Judging from readers' comments posted at the end of the article, Cosgrove is far from alone in thinking that it isn't the place of medical institutions to solve the problems of distressed neighborhoods. Physicians and health executives have long believed that the responsibility of medicine is solely to provide health care, not social services or economic benefits outside of employment. But it's 2017, not 1967. As Susan Heavey reported for the Association of Health Care Journalists, in many parts of the U.S. health professionals have successfully partnered with advocates, local officials, and housing developers to "reinvent neighborhoods with [an] eye on health." If the leaders of the Cleveland Clinic wanted a road map for how to help rebuild the surrounding community, they could review one of 10 recent case studies posted by the Build Healthy Places Network, an organization whose mission "is to catalyze and support collaboration across the health and community development sectors, together working to improve low-income communities and the lives of people living in them."

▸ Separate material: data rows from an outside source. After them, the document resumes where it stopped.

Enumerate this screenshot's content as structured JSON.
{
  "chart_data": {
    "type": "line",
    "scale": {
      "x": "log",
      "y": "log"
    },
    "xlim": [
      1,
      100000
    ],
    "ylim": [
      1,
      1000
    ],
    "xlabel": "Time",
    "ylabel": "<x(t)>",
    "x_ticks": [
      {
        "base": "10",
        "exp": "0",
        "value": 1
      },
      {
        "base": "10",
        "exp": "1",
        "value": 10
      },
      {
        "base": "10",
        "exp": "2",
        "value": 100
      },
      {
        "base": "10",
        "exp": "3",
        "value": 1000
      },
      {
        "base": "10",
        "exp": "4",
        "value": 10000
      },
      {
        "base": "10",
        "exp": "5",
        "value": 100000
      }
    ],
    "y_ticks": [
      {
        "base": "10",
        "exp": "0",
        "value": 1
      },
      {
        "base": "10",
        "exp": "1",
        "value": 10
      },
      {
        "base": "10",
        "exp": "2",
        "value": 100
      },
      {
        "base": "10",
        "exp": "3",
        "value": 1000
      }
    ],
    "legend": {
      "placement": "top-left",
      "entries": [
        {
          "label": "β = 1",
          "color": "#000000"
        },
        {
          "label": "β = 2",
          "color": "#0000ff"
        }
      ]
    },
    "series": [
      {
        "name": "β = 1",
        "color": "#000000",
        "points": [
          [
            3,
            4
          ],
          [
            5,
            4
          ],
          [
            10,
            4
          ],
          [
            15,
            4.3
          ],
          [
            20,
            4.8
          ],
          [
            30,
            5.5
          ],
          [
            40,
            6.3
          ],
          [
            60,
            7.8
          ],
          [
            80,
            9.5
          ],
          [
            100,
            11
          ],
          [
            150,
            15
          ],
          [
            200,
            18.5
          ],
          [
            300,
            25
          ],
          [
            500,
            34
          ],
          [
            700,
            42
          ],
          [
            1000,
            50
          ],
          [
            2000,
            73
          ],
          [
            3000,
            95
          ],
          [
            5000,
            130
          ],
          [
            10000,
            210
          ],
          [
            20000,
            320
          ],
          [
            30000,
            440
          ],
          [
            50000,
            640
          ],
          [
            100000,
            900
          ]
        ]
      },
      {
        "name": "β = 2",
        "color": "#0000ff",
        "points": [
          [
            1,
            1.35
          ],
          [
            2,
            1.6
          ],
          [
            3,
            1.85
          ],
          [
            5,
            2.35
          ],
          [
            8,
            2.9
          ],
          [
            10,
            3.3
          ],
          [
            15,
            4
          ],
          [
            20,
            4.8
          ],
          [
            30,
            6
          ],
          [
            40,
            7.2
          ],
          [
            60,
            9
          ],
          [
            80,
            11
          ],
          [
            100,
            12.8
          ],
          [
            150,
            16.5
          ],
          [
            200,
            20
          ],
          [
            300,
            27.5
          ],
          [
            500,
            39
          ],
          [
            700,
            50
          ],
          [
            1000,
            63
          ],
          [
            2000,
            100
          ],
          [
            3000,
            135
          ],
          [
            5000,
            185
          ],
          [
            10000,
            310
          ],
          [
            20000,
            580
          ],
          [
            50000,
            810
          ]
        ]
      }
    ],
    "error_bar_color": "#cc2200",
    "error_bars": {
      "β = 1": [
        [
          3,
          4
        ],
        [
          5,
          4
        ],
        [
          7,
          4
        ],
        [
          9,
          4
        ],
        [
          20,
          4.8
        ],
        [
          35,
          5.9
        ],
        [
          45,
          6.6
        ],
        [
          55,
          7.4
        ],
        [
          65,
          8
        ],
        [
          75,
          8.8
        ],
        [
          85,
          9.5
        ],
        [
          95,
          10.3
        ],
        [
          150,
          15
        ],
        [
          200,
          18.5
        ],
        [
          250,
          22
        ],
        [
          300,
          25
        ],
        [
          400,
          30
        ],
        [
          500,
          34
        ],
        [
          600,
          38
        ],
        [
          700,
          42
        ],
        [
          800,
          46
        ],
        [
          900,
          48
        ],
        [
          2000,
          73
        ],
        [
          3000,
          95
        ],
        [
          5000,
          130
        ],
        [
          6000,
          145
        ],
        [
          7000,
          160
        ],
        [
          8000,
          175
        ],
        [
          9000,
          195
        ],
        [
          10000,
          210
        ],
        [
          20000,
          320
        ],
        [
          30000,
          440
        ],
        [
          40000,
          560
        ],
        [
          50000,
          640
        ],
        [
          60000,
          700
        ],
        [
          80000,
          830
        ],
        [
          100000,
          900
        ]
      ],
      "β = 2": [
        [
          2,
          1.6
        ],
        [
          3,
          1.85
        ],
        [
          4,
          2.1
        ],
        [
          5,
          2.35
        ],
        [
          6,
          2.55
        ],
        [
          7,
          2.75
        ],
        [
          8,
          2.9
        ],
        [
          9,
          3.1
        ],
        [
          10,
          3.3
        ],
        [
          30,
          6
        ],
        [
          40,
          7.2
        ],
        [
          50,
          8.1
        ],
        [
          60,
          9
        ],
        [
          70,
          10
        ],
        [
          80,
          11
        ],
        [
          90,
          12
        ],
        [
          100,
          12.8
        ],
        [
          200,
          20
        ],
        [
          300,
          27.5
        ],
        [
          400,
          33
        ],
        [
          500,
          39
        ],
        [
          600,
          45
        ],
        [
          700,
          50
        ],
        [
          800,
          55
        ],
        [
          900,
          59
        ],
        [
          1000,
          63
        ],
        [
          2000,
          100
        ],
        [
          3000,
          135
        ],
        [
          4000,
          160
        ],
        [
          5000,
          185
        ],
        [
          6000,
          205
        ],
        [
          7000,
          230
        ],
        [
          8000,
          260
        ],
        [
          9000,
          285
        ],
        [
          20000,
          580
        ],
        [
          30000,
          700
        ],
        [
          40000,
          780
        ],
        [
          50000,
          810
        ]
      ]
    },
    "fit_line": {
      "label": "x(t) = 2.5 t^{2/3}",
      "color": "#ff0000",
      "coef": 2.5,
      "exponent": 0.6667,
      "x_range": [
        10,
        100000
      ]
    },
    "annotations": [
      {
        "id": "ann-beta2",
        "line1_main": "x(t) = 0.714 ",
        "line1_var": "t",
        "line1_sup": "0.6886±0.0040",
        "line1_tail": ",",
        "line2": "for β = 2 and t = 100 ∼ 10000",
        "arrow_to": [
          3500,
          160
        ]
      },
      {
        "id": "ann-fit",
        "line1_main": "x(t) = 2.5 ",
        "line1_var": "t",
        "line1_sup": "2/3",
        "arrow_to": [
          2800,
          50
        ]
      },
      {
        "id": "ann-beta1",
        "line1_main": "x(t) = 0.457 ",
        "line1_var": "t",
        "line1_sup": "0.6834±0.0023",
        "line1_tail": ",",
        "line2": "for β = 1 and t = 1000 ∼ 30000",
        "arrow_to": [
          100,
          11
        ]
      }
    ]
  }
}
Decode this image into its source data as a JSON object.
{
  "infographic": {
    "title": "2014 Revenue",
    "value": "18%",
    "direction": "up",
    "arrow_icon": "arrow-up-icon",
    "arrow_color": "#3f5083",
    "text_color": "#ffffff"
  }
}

On a national level, rather than allowing CHNAs to gather dust on a shelf (or the online equivalent), health policymakers could use them to allocate public funding for graduate medical education where it is needed most, rather than where it is currently going. As Dr. Melanie Raffoul, one of my past Policy Fellows, wrote recently in an analysis of Texas CHNAs and regional health partnership plans in the Journal of the American Board of Family Medicine:

Many [CHNAs] mentioned problems such as “low literacy,” “food deserts,” or “high levels of teen pregnancy.” Many of these concerns cannot be meaningfully addressed by hospitals, but they can be tackled through increased access to primary care and mental health services, and residency training sites are one way to provide this to the community. This should increase institutions' thinking about their role in larger community strategies to tackle community issues that affect health. Workforce gaps similarly need to be seen in this context—a community resource meant to resolve community needs. ... Community assessments could help refocus the use of publicly funded physician training as part of a broader hospital-community partnership for resolving health needs.

I began by stating that I didn't think that the Cleveland Clinic deserved to be ranked the #2 hospital in the nation, but since U.S. News and World Report already put it on that pedestal, the Clinic should live up to it by not only providing the best health care for their patients, but getting serious about improving the health of their community.